Imagem, silêncio e som. Staphysagria

Numa noite só, eu refletia:

Olho pro chão e meus pés ali estão.

Estendo o pescoço e vejo um planador…

À frente um vazio, quisera eu um desafio.

Mórbida semelhança o mar sem calor,

Amor sem furor, cirurgia sem dor…

 

Um passo adiante

E a imagem semelhante, apenas repetia…

Gestual insignificante

Que outrora amante

Agora paralisia.

 

Silêncio… Nem paz, nem tormento

Só expressa o sentimento

Da saudade, simplicidade.

Um convento,

obra da bondade

com o sofrimento.

 

Eis que de repente

pela fresta da oração

adentra em meu coração

que quase não sentia,

o sorriso flamejante do vulcão

fertilizante,

fingia que morria.

 

Meus pés me fizeram saltar.

Sabia que pra frente não iria.

Agora, em minha mente o planador

aplana a dor do que temia.

Viver sem euforia,

sem calor,

pois, enquanto escrevia,

ouvia uma canção de amor.

 

No dia-a-dia do meu trabalho, via:

  • Não consigo revidar à altura da agressão. Meu medo é me descontrolar e arrancar um olho de quem estiver lá do outro lado da linha. Mas, em vez disso, sinto-me mal e com vontade de chorar.

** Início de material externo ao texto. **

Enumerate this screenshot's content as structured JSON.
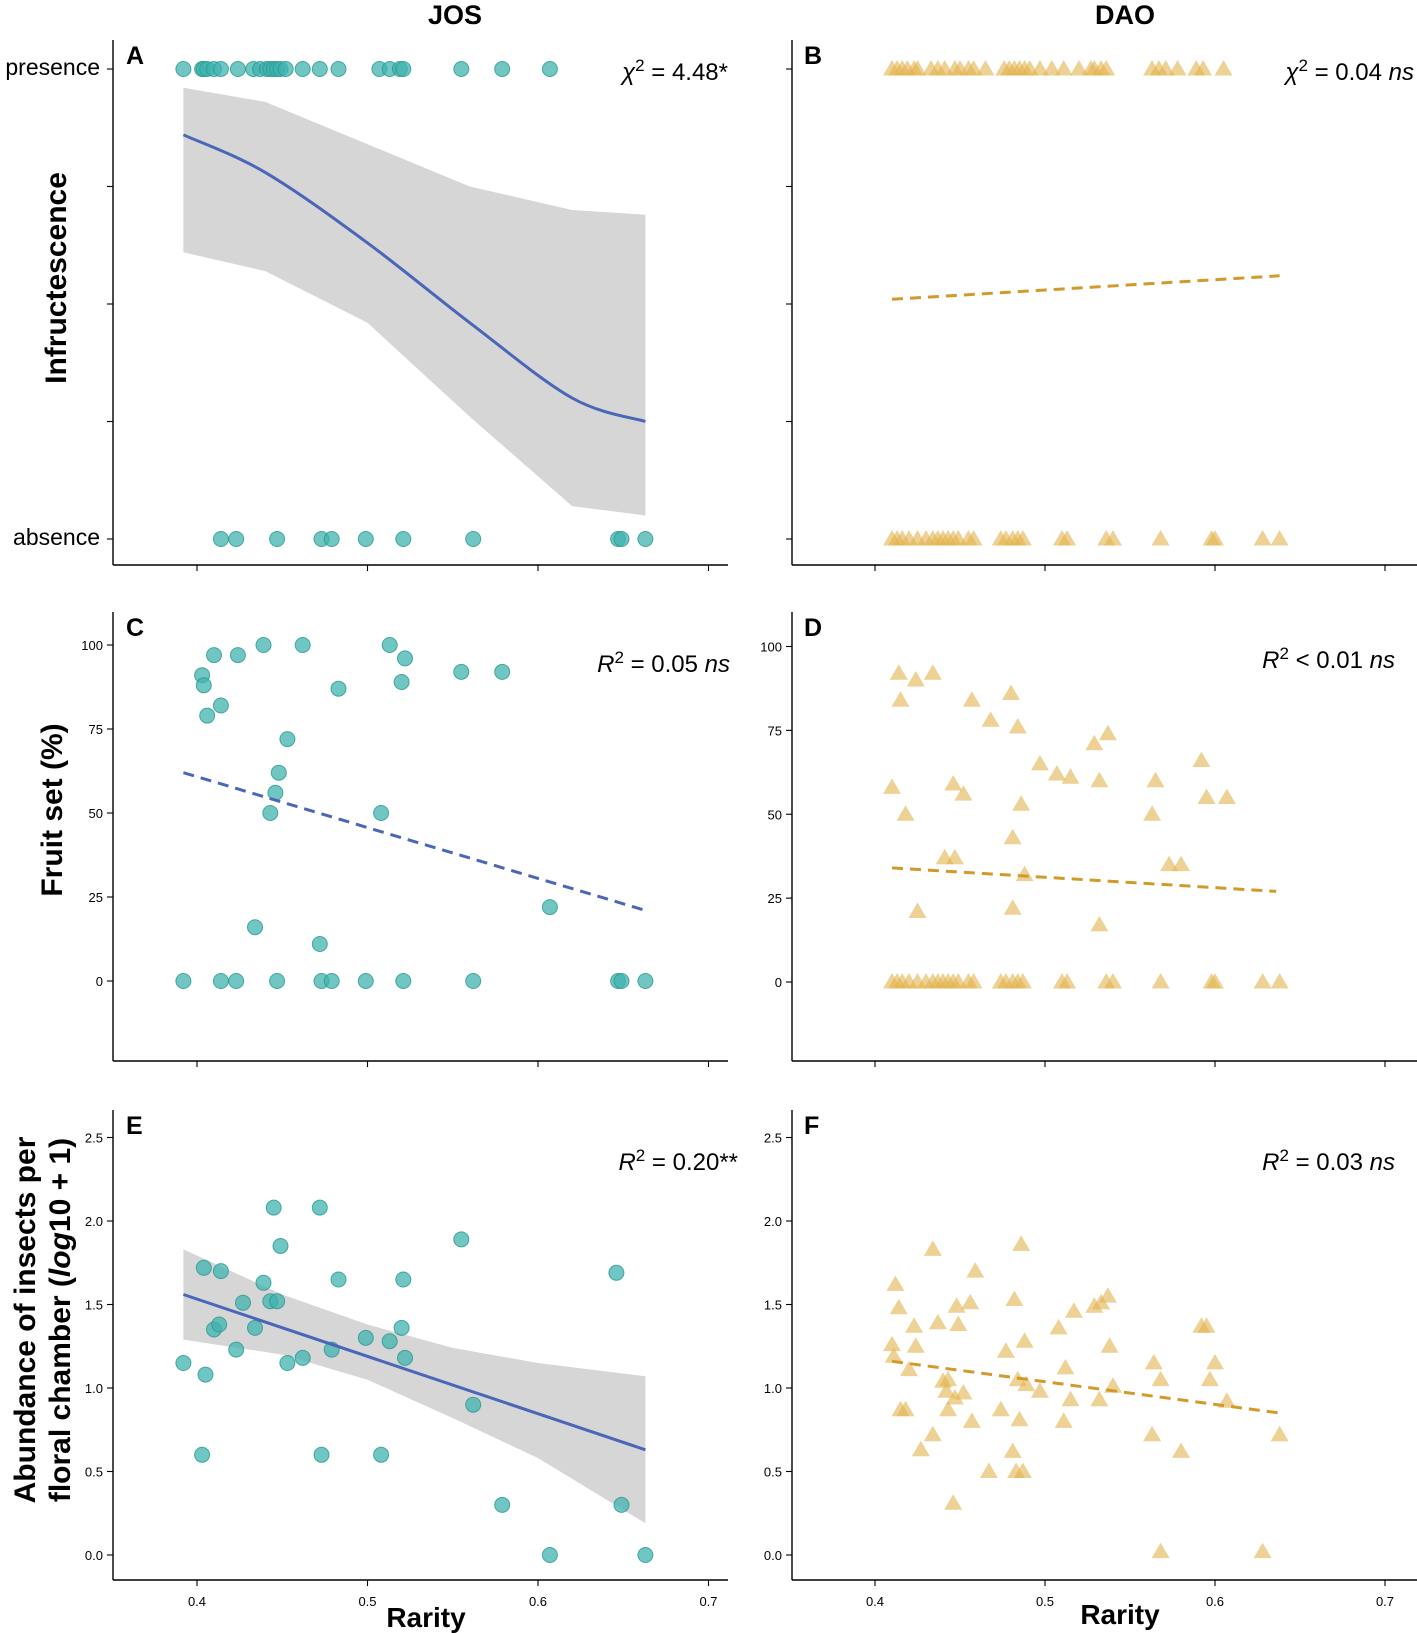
{
  "figure": {
    "column_titles": [
      "JOS",
      "DAO"
    ],
    "x_axis_title": "Rarity",
    "colors": {
      "jos_point": "#3fb3ad",
      "jos_point_edge": "#2c9690",
      "jos_line": "#4a66b8",
      "dao_point": "#e3b24c",
      "dao_line": "#d19a2a",
      "ci_band": "#d6d6d7"
    },
    "marker_icons": {
      "jos": "circle-icon",
      "dao": "triangle-icon"
    }
  },
  "chart_data": [
    {
      "id": "A",
      "panel_label": "A",
      "site": "JOS",
      "type": "scatter",
      "ylabel": "Infructescence",
      "category_labels": [
        "presence",
        "absence"
      ],
      "xlim": [
        0.35,
        0.7
      ],
      "xticks": [
        0.4,
        0.5,
        0.6,
        0.7
      ],
      "ylim": [
        -0.05,
        1.0
      ],
      "ylevel_ticks": [
        0,
        0.25,
        0.5,
        0.75,
        1
      ],
      "show_x_tick_labels": false,
      "stat_prefix": "χ",
      "stat_exp": "2",
      "stat_rest": " = 4.48*",
      "stat_italic": "",
      "marker": "circle",
      "presence_x": [
        0.392,
        0.403,
        0.404,
        0.406,
        0.41,
        0.414,
        0.424,
        0.433,
        0.437,
        0.441,
        0.443,
        0.445,
        0.447,
        0.449,
        0.452,
        0.462,
        0.472,
        0.483,
        0.507,
        0.513,
        0.519,
        0.521,
        0.555,
        0.579,
        0.607
      ],
      "absence_x": [
        0.414,
        0.423,
        0.447,
        0.473,
        0.479,
        0.499,
        0.521,
        0.562,
        0.647,
        0.649,
        0.663
      ],
      "fit": {
        "style": "solid",
        "x": [
          0.392,
          0.44,
          0.5,
          0.56,
          0.62,
          0.663
        ],
        "y": [
          0.86,
          0.78,
          0.63,
          0.46,
          0.3,
          0.25
        ]
      },
      "ci": {
        "x": [
          0.392,
          0.44,
          0.5,
          0.56,
          0.62,
          0.663
        ],
        "lower": [
          0.61,
          0.57,
          0.46,
          0.26,
          0.07,
          0.05
        ],
        "upper": [
          0.96,
          0.93,
          0.84,
          0.75,
          0.7,
          0.69
        ]
      }
    },
    {
      "id": "B",
      "panel_label": "B",
      "site": "DAO",
      "type": "scatter",
      "ylabel": "",
      "category_labels": [],
      "xlim": [
        0.35,
        0.7
      ],
      "xticks": [
        0.4,
        0.5,
        0.6,
        0.7
      ],
      "ylim": [
        -0.05,
        1.0
      ],
      "ylevel_ticks": [
        0,
        0.25,
        0.5,
        0.75,
        1
      ],
      "show_x_tick_labels": false,
      "stat_prefix": "χ",
      "stat_exp": "2",
      "stat_rest": " = 0.04 ",
      "stat_italic": "ns",
      "marker": "triangle",
      "presence_x": [
        0.41,
        0.413,
        0.416,
        0.419,
        0.423,
        0.425,
        0.433,
        0.437,
        0.441,
        0.447,
        0.45,
        0.455,
        0.458,
        0.465,
        0.476,
        0.479,
        0.482,
        0.485,
        0.488,
        0.491,
        0.497,
        0.504,
        0.511,
        0.52,
        0.527,
        0.529,
        0.533,
        0.536,
        0.563,
        0.567,
        0.571,
        0.578,
        0.589,
        0.593,
        0.605
      ],
      "absence_x": [
        0.41,
        0.413,
        0.416,
        0.42,
        0.425,
        0.43,
        0.434,
        0.437,
        0.44,
        0.443,
        0.446,
        0.449,
        0.455,
        0.458,
        0.474,
        0.477,
        0.481,
        0.484,
        0.487,
        0.51,
        0.513,
        0.536,
        0.54,
        0.568,
        0.598,
        0.6,
        0.628,
        0.638
      ],
      "fit": {
        "style": "dashed",
        "x": [
          0.41,
          0.638
        ],
        "y": [
          0.51,
          0.56
        ]
      }
    },
    {
      "id": "C",
      "panel_label": "C",
      "site": "JOS",
      "type": "scatter",
      "ylabel": "Fruit set (%)",
      "xlim": [
        0.35,
        0.7
      ],
      "xticks": [
        0.4,
        0.5,
        0.6,
        0.7
      ],
      "ylim": [
        -24,
        105
      ],
      "yticks": [
        0,
        25,
        50,
        75,
        100
      ],
      "show_x_tick_labels": false,
      "stat_prefix": "R",
      "stat_exp": "2",
      "stat_rest": " = 0.05 ",
      "stat_italic": "ns",
      "marker": "circle",
      "points": [
        [
          0.392,
          0
        ],
        [
          0.403,
          91
        ],
        [
          0.404,
          88
        ],
        [
          0.406,
          79
        ],
        [
          0.41,
          97
        ],
        [
          0.414,
          82
        ],
        [
          0.414,
          0
        ],
        [
          0.423,
          0
        ],
        [
          0.424,
          97
        ],
        [
          0.434,
          16
        ],
        [
          0.439,
          100
        ],
        [
          0.443,
          50
        ],
        [
          0.446,
          56
        ],
        [
          0.447,
          0
        ],
        [
          0.448,
          62
        ],
        [
          0.453,
          72
        ],
        [
          0.462,
          100
        ],
        [
          0.472,
          11
        ],
        [
          0.473,
          0
        ],
        [
          0.479,
          0
        ],
        [
          0.483,
          87
        ],
        [
          0.499,
          0
        ],
        [
          0.508,
          50
        ],
        [
          0.513,
          100
        ],
        [
          0.52,
          89
        ],
        [
          0.521,
          0
        ],
        [
          0.522,
          96
        ],
        [
          0.555,
          92
        ],
        [
          0.562,
          0
        ],
        [
          0.579,
          92
        ],
        [
          0.607,
          22
        ],
        [
          0.647,
          0
        ],
        [
          0.649,
          0
        ],
        [
          0.663,
          0
        ]
      ],
      "fit": {
        "style": "dashed",
        "x": [
          0.392,
          0.663
        ],
        "y": [
          62,
          21
        ]
      }
    },
    {
      "id": "D",
      "panel_label": "D",
      "site": "DAO",
      "type": "scatter",
      "ylabel": "",
      "xlim": [
        0.35,
        0.7
      ],
      "xticks": [
        0.4,
        0.5,
        0.6,
        0.7
      ],
      "ylim": [
        -24,
        105
      ],
      "yticks": [
        0,
        25,
        50,
        75,
        100
      ],
      "show_x_tick_labels": false,
      "stat_prefix": "R",
      "stat_exp": "2",
      "stat_rest": " < 0.01 ",
      "stat_italic": "ns",
      "marker": "triangle",
      "points": [
        [
          0.41,
          58
        ],
        [
          0.414,
          92
        ],
        [
          0.415,
          84
        ],
        [
          0.418,
          50
        ],
        [
          0.424,
          90
        ],
        [
          0.425,
          21
        ],
        [
          0.434,
          92
        ],
        [
          0.441,
          37
        ],
        [
          0.446,
          59
        ],
        [
          0.447,
          37
        ],
        [
          0.452,
          56
        ],
        [
          0.457,
          84
        ],
        [
          0.468,
          78
        ],
        [
          0.48,
          86
        ],
        [
          0.481,
          43
        ],
        [
          0.481,
          22
        ],
        [
          0.484,
          76
        ],
        [
          0.486,
          53
        ],
        [
          0.488,
          32
        ],
        [
          0.497,
          65
        ],
        [
          0.507,
          62
        ],
        [
          0.515,
          61
        ],
        [
          0.529,
          71
        ],
        [
          0.532,
          60
        ],
        [
          0.532,
          17
        ],
        [
          0.537,
          74
        ],
        [
          0.563,
          50
        ],
        [
          0.565,
          60
        ],
        [
          0.573,
          35
        ],
        [
          0.58,
          35
        ],
        [
          0.592,
          66
        ],
        [
          0.595,
          55
        ],
        [
          0.607,
          55
        ],
        [
          0.41,
          0
        ],
        [
          0.413,
          0
        ],
        [
          0.416,
          0
        ],
        [
          0.42,
          0
        ],
        [
          0.425,
          0
        ],
        [
          0.43,
          0
        ],
        [
          0.434,
          0
        ],
        [
          0.437,
          0
        ],
        [
          0.44,
          0
        ],
        [
          0.443,
          0
        ],
        [
          0.446,
          0
        ],
        [
          0.449,
          0
        ],
        [
          0.455,
          0
        ],
        [
          0.458,
          0
        ],
        [
          0.474,
          0
        ],
        [
          0.477,
          0
        ],
        [
          0.481,
          0
        ],
        [
          0.484,
          0
        ],
        [
          0.487,
          0
        ],
        [
          0.51,
          0
        ],
        [
          0.513,
          0
        ],
        [
          0.536,
          0
        ],
        [
          0.54,
          0
        ],
        [
          0.568,
          0
        ],
        [
          0.598,
          0
        ],
        [
          0.6,
          0
        ],
        [
          0.628,
          0
        ],
        [
          0.638,
          0
        ]
      ],
      "fit": {
        "style": "dashed",
        "x": [
          0.41,
          0.636
        ],
        "y": [
          34,
          27
        ]
      }
    },
    {
      "id": "E",
      "panel_label": "E",
      "site": "JOS",
      "type": "scatter",
      "ylabel": "Abundance of insects per floral chamber (log10 + 1)",
      "ylabel_line1": "Abundance of insects per",
      "ylabel_line2_pre": "floral chamber (",
      "ylabel_line2_italic": "log",
      "ylabel_line2_post": "10 + 1)",
      "xlabel": "Rarity",
      "xlim": [
        0.35,
        0.7
      ],
      "xticks": [
        0.4,
        0.5,
        0.6,
        0.7
      ],
      "xtick_labels": [
        "0.4",
        "0.5",
        "0.6",
        "0.7"
      ],
      "ylim": [
        -0.08,
        2.6
      ],
      "yticks": [
        0,
        0.5,
        1,
        1.5,
        2,
        2.5
      ],
      "ytick_labels": [
        "0.0",
        "0.5",
        "1.0",
        "1.5",
        "2.0",
        "2.5"
      ],
      "show_x_tick_labels": true,
      "stat_prefix": "R",
      "stat_exp": "2",
      "stat_rest": " = 0.20**",
      "stat_italic": "",
      "marker": "circle",
      "points": [
        [
          0.392,
          1.15
        ],
        [
          0.403,
          0.6
        ],
        [
          0.404,
          1.72
        ],
        [
          0.405,
          1.08
        ],
        [
          0.41,
          1.35
        ],
        [
          0.413,
          1.38
        ],
        [
          0.414,
          1.7
        ],
        [
          0.423,
          1.23
        ],
        [
          0.427,
          1.51
        ],
        [
          0.434,
          1.36
        ],
        [
          0.439,
          1.63
        ],
        [
          0.443,
          1.52
        ],
        [
          0.445,
          2.08
        ],
        [
          0.447,
          1.52
        ],
        [
          0.449,
          1.85
        ],
        [
          0.453,
          1.15
        ],
        [
          0.462,
          1.18
        ],
        [
          0.472,
          2.08
        ],
        [
          0.473,
          0.6
        ],
        [
          0.479,
          1.23
        ],
        [
          0.483,
          1.65
        ],
        [
          0.499,
          1.3
        ],
        [
          0.508,
          0.6
        ],
        [
          0.513,
          1.28
        ],
        [
          0.52,
          1.36
        ],
        [
          0.521,
          1.65
        ],
        [
          0.522,
          1.18
        ],
        [
          0.555,
          1.89
        ],
        [
          0.562,
          0.9
        ],
        [
          0.579,
          0.3
        ],
        [
          0.607,
          0.0
        ],
        [
          0.646,
          1.69
        ],
        [
          0.649,
          0.3
        ],
        [
          0.663,
          0.0
        ]
      ],
      "fit": {
        "style": "solid",
        "x": [
          0.392,
          0.663
        ],
        "y": [
          1.56,
          0.63
        ]
      },
      "ci": {
        "x": [
          0.392,
          0.45,
          0.5,
          0.55,
          0.6,
          0.663
        ],
        "lower": [
          1.29,
          1.2,
          1.05,
          0.82,
          0.58,
          0.19
        ],
        "upper": [
          1.83,
          1.56,
          1.38,
          1.24,
          1.15,
          1.07
        ]
      }
    },
    {
      "id": "F",
      "panel_label": "F",
      "site": "DAO",
      "type": "scatter",
      "ylabel": "",
      "xlabel": "Rarity",
      "xlim": [
        0.35,
        0.7
      ],
      "xticks": [
        0.4,
        0.5,
        0.6,
        0.7
      ],
      "xtick_labels": [
        "0.4",
        "0.5",
        "0.6",
        "0.7"
      ],
      "ylim": [
        -0.08,
        2.6
      ],
      "yticks": [
        0,
        0.5,
        1,
        1.5,
        2,
        2.5
      ],
      "ytick_labels": [
        "0.0",
        "0.5",
        "1.0",
        "1.5",
        "2.0",
        "2.5"
      ],
      "show_x_tick_labels": true,
      "stat_prefix": "R",
      "stat_exp": "2",
      "stat_rest": " = 0.03 ",
      "stat_italic": "ns",
      "marker": "triangle",
      "points": [
        [
          0.41,
          1.26
        ],
        [
          0.411,
          1.19
        ],
        [
          0.412,
          1.62
        ],
        [
          0.414,
          1.48
        ],
        [
          0.415,
          0.87
        ],
        [
          0.418,
          0.87
        ],
        [
          0.42,
          1.11
        ],
        [
          0.423,
          1.37
        ],
        [
          0.424,
          1.25
        ],
        [
          0.427,
          0.63
        ],
        [
          0.434,
          0.72
        ],
        [
          0.434,
          1.83
        ],
        [
          0.437,
          1.39
        ],
        [
          0.44,
          1.04
        ],
        [
          0.442,
          0.98
        ],
        [
          0.443,
          1.05
        ],
        [
          0.443,
          0.87
        ],
        [
          0.446,
          0.31
        ],
        [
          0.447,
          0.94
        ],
        [
          0.448,
          1.49
        ],
        [
          0.449,
          1.38
        ],
        [
          0.452,
          0.97
        ],
        [
          0.456,
          1.51
        ],
        [
          0.457,
          0.8
        ],
        [
          0.459,
          1.7
        ],
        [
          0.467,
          0.5
        ],
        [
          0.474,
          0.87
        ],
        [
          0.477,
          1.22
        ],
        [
          0.481,
          0.62
        ],
        [
          0.482,
          1.53
        ],
        [
          0.483,
          0.5
        ],
        [
          0.484,
          1.05
        ],
        [
          0.485,
          0.81
        ],
        [
          0.486,
          1.86
        ],
        [
          0.487,
          0.5
        ],
        [
          0.488,
          1.28
        ],
        [
          0.489,
          1.02
        ],
        [
          0.497,
          0.98
        ],
        [
          0.508,
          1.36
        ],
        [
          0.511,
          0.8
        ],
        [
          0.512,
          1.12
        ],
        [
          0.515,
          0.93
        ],
        [
          0.517,
          1.46
        ],
        [
          0.529,
          1.49
        ],
        [
          0.532,
          0.93
        ],
        [
          0.533,
          1.51
        ],
        [
          0.537,
          1.55
        ],
        [
          0.538,
          1.25
        ],
        [
          0.54,
          1.01
        ],
        [
          0.563,
          0.72
        ],
        [
          0.564,
          1.15
        ],
        [
          0.568,
          1.05
        ],
        [
          0.568,
          0.02
        ],
        [
          0.58,
          0.62
        ],
        [
          0.592,
          1.37
        ],
        [
          0.595,
          1.37
        ],
        [
          0.597,
          1.05
        ],
        [
          0.6,
          1.15
        ],
        [
          0.607,
          0.92
        ],
        [
          0.628,
          0.02
        ],
        [
          0.638,
          0.72
        ]
      ],
      "fit": {
        "style": "dashed",
        "x": [
          0.41,
          0.638
        ],
        "y": [
          1.16,
          0.85
        ]
      }
    }
  ]
}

Estava eu no interior de uma agência de caça a CDs piratas, através de uma “superpaciente”, sim, super, pois fazia de tudo, inclusive ouvir reclamações dos “clientes”, ou melhor, dos “piratas”. Chegou com queixa de insônia que a fazia despertar às 4h da manhã, trazendo com ela uma colega, com idéias persecutórias:

  • Sou quieta, acho até que as pessoas são boas, mas não posso nem ouvir o telefone em casa que já penso que é uma ameaça ou seqüestro de algum familiar.

E continuavam a descrever aquele ambiente:

  • Ouço tantas barbaridades no trabalho e não devo dizer nada, pois pode complicar o processo.
  • Os cabelos de todo mundo na empresa estão caindo…
  • Tem uma menina lá que foi operada de apendicite. Sua ferida nem cicatrizou direito e já está de volta ao trabalho…
  • Tem gente com MBA, tendo de lidar com gente daquela classe…

Foi então que num tom secreto, mas altivo, uma delas disse:

  • A única coisa que me alivia é me masturbar quando chego em casa…
  • Estou ficando tarada, doutor? Estou? Prefiro isso a transar com meu marido…

Claro, pensei, e retruquei:

–         Você busca um alívio imediato, não a troca ou o prazer…

E ela continuava:

  • Já sei de várias colegas que foram até a diretoria pedir demissão, mas eles não aceitaram…
  • Noutro dia, ouvi dizer que, quando chega em casa e tem de alimentar a tartaruga que o filho ganhou, chora de dó do peso que a coitada carrega nas costas… Tá ou não tá ficando todo mundo doido?

O que há de semelhante entre a poesia apresentada primeiramente e a situação real vivida a posteriori é o retrato da indignação, do sofrimento de quem sente o poder do insulto e coloca-se distante sem expressar reação. Normalmente, observados em serviços de telemarketing e atendimento ao cliente, cujos rituais de respostas padronizadas desfiguram o ser e o serviço. Em contraponto, um desejo de criação, construção pura e digna e até inocente, manifesta-se nos currículos do pessoal, daqueles que, pela nobreza de seus ideais, estudaram e esforçaram-se para subir num pedestal solitário. Nesse movimento, negaram a mediocridade implícita do crescimento profissional. Crescimento sem fé, do poder, do dinheiro e da posição, pois quem quer que esteja em ascensão em um mundo que reverencia o sucesso deve ser suspeito, já que esta é uma era de psicopatia.

Essa empresa estava em colapso, não pelo que apresentara de resultado no ano anterior, mas pelo que viria a gastar com ausências de todo tipo, a começar pelos famosos “atestados de saúde”. Atendi também a chefe do departamento pessoal que me dizia que a pirâmide de crescimento da empresa era um tijolo embaixo e um triângulo em cima, pequeno, aliás. Essas criaturas lidavam com gente de “sucesso”, de dinheiro e de posição, gente que durante anos sem fiscalização reforçou a falsa crença de que o destino estava a seu favor e eles no caminho certo.

Um ano depois do primeiro atendimento e medicada homeopaticamente, observei que os insultos que aquela gente sofria pela desqualificação altiva a que se submetia transformaram comportamentos inocentes, de negação ou até de convicção onipotente pela turma de fiéis que desembainhavam as ações nobres de seus ideais, em comportamentos potentes, à medida que, pelo medo das retaliações, aumentaram sua fé.

 

 

Poder: insulto; desejo: creação; medicamento: Staphysagria.